Much of the response to COVID-19 seems explained by the fact that we are watching this virus in a way that no virus has been watched before. The scenes from the Italian hospitals have been shocking, and make for grim television. But television is not science.

The moral debate is not lives vs money. It is lives vs lives. It will take months, perhaps years, if ever, before we can assess the wider implications of what we are doing. The damage to children’s education, the excess suicides, the increase in mental health problems, the taking away of resources from other health problems that we were dealing with effectively. Those who need medical help now but won’t seek it, or might not be offered it. And what about the effects on food production and global commerce, that will have unquantifiable consequences for people of all ages, perhaps especially in developing economies?
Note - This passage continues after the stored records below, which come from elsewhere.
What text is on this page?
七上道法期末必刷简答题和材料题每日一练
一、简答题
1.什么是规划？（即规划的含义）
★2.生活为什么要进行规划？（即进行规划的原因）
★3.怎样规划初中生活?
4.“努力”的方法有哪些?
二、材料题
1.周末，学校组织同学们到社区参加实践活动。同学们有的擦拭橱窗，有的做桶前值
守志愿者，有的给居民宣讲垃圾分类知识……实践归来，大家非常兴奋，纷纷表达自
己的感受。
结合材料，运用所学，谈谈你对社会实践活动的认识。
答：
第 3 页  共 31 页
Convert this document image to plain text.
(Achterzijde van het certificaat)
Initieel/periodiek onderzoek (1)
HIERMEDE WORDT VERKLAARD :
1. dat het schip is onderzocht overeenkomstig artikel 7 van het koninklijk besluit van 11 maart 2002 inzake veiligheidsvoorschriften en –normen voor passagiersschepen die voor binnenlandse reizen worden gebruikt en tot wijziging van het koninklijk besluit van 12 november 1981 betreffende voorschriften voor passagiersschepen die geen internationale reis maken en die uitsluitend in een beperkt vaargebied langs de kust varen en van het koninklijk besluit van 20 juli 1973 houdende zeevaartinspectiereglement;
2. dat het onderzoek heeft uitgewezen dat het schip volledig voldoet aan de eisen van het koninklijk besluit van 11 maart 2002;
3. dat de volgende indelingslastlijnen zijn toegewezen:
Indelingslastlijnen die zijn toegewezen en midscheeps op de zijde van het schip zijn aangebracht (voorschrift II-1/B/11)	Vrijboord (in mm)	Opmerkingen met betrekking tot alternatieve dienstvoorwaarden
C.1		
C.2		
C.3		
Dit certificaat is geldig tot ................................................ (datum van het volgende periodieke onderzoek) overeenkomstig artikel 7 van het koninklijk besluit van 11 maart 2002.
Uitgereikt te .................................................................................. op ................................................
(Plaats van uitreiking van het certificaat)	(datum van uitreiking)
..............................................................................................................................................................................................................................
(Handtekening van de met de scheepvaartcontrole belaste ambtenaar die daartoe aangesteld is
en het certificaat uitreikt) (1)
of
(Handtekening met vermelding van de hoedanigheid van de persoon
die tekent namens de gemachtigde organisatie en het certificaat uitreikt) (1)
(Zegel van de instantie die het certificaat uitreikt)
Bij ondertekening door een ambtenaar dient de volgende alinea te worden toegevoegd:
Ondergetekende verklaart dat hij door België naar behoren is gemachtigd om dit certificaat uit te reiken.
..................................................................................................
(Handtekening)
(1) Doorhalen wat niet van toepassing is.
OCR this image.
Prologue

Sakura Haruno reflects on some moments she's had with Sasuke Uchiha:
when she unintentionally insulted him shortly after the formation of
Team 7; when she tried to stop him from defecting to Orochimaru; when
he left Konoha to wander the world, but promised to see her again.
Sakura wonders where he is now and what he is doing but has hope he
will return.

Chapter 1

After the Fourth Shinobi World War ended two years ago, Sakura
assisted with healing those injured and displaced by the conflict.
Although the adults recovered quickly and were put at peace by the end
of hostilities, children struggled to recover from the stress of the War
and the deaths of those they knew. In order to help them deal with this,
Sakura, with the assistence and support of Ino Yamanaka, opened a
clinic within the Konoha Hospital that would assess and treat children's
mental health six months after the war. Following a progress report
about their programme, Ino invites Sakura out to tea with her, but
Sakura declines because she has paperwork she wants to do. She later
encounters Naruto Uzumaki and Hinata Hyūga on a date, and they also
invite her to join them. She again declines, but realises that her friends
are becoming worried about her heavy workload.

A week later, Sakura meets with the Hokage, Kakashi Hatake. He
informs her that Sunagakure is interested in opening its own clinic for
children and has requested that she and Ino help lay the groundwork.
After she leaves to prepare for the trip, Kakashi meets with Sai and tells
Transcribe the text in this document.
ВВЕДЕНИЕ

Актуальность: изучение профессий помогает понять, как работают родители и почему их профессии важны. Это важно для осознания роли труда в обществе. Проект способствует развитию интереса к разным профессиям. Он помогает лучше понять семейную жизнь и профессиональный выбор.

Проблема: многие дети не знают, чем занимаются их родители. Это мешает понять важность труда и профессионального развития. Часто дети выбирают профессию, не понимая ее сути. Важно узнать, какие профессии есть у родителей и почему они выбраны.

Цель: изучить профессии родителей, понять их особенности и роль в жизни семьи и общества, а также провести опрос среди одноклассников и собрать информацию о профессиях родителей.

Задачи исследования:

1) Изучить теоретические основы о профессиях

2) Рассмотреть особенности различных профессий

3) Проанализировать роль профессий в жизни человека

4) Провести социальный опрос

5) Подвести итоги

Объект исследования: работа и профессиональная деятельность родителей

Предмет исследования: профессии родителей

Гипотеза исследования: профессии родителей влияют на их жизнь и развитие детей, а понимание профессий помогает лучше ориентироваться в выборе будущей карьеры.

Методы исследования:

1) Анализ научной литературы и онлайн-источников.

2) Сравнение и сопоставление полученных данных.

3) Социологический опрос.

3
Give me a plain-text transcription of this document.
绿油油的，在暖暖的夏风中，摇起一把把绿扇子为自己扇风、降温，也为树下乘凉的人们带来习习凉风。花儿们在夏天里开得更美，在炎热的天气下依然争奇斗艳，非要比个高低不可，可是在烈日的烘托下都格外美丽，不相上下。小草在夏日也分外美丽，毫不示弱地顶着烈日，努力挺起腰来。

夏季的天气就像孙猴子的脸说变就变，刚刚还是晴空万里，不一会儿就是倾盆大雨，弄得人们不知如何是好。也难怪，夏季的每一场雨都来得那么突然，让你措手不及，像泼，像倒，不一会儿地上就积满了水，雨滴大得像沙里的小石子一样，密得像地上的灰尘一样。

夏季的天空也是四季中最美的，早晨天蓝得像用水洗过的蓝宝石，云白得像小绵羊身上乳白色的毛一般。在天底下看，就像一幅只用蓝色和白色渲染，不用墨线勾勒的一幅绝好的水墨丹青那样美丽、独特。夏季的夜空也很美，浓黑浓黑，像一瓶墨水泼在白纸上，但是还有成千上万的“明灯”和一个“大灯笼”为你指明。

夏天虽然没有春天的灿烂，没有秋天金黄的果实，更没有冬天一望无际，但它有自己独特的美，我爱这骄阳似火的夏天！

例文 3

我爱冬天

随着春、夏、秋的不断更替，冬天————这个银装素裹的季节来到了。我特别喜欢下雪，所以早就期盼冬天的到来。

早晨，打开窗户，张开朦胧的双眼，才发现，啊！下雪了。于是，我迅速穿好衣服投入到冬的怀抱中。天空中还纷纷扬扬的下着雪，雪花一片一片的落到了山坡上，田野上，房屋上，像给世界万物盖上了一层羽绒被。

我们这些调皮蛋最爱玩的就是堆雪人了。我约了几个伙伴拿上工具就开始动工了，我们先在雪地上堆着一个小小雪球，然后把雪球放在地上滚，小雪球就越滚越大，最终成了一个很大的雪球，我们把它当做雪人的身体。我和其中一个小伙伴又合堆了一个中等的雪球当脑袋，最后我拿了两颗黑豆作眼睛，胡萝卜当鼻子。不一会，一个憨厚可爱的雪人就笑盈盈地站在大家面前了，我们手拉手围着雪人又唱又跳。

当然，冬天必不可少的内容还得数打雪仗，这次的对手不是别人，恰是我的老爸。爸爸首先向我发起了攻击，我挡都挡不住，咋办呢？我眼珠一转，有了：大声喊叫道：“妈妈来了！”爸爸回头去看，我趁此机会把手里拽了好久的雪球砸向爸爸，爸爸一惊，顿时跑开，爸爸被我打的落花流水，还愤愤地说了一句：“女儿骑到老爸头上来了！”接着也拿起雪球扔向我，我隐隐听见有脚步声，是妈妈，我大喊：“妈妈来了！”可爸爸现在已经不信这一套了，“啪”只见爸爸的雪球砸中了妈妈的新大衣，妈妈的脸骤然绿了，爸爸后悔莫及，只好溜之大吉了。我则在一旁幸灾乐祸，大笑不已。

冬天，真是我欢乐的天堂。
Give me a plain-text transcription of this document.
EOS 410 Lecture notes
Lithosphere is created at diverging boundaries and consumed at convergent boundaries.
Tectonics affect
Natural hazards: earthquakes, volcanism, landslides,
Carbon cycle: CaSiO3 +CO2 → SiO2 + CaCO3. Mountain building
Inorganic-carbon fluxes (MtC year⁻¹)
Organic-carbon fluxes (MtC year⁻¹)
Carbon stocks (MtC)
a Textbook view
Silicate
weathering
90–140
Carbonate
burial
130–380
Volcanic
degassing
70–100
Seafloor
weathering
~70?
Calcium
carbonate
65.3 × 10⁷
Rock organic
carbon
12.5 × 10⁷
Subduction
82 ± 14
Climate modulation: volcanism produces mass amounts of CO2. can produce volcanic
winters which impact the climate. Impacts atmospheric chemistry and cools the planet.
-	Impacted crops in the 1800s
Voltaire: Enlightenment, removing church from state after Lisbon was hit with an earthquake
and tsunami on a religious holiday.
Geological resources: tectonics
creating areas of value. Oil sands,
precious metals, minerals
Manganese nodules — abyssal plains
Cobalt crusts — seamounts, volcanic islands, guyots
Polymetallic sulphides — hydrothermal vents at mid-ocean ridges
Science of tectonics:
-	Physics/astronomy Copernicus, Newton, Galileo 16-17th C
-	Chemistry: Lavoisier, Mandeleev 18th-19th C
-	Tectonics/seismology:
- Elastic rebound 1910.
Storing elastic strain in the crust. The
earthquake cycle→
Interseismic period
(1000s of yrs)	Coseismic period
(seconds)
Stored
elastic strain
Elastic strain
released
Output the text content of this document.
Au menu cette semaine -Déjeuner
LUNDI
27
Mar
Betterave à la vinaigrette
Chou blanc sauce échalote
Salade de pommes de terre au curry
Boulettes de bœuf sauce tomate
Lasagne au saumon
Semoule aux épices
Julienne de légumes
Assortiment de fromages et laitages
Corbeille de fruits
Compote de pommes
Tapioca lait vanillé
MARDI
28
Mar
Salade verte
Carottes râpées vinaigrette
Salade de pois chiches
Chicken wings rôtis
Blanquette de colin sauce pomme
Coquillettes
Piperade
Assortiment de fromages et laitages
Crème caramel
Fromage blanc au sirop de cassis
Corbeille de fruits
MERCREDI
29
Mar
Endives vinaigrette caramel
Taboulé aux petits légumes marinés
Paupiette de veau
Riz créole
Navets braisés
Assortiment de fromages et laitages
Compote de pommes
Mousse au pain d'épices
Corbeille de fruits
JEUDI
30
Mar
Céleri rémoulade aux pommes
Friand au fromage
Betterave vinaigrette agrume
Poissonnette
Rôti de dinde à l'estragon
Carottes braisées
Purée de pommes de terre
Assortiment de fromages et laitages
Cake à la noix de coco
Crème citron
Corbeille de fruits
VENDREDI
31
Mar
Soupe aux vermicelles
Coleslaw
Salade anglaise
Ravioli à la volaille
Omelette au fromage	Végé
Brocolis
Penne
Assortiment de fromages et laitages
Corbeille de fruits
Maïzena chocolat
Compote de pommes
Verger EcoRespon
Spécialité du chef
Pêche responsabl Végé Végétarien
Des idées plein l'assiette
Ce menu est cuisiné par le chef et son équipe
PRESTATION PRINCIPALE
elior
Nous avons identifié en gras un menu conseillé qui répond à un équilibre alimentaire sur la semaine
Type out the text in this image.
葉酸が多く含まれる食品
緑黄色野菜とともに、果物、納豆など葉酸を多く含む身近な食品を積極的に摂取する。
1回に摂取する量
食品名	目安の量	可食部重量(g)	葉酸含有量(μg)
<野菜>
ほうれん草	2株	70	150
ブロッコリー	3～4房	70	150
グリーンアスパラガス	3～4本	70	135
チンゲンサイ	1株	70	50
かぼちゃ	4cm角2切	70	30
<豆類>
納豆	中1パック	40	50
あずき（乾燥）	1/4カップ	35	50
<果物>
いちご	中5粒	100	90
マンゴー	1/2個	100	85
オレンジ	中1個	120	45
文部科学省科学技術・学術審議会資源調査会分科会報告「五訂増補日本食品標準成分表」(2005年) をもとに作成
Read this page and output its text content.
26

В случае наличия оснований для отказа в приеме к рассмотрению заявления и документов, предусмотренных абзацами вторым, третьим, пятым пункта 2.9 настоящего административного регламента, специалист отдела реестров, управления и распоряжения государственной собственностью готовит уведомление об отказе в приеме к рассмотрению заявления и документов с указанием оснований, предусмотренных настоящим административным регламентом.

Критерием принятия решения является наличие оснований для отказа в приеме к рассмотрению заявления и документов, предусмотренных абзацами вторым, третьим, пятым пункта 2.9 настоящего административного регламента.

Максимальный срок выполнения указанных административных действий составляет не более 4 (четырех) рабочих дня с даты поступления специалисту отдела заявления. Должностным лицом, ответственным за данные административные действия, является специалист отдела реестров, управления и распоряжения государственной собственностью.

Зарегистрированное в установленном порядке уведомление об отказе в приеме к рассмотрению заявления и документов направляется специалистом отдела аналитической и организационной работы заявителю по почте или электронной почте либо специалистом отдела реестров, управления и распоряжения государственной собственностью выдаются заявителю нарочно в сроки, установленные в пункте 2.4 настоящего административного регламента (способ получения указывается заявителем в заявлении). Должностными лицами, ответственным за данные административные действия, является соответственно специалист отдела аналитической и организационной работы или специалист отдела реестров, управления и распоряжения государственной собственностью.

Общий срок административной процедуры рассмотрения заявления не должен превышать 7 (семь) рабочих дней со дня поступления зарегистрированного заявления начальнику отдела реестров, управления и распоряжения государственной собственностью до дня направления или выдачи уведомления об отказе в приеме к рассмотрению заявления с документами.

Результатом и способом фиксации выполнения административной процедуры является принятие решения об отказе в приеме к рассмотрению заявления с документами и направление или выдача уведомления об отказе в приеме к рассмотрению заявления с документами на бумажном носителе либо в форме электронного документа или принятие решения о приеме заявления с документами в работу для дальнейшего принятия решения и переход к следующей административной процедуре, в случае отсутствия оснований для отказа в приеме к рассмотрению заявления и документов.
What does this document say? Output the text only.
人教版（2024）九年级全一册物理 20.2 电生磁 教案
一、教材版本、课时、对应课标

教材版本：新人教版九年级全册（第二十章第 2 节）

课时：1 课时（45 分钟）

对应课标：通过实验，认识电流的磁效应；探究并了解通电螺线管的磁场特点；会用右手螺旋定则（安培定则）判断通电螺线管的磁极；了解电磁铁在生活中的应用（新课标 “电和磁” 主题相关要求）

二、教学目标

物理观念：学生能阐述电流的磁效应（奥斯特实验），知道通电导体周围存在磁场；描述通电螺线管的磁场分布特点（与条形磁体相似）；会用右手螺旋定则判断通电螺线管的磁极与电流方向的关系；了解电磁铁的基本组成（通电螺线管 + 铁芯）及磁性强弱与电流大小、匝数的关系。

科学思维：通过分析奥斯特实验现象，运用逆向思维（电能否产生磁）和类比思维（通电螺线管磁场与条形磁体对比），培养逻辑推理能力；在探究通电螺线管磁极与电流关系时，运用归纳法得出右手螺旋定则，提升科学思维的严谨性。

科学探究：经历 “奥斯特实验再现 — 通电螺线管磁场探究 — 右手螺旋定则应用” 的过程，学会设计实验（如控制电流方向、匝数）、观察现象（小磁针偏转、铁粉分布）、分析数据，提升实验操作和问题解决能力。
Governments everywhere say they are responding to the science. The policies in the UK are not the government’s fault. They are trying to act responsibly based on the scientific advice given. But governments must remember that rushed science is almost always bad science. We have decided on policies of extraordinary magnitude without concrete evidence of excess harm already occurring, and without proper scrutiny of the science used to justify them.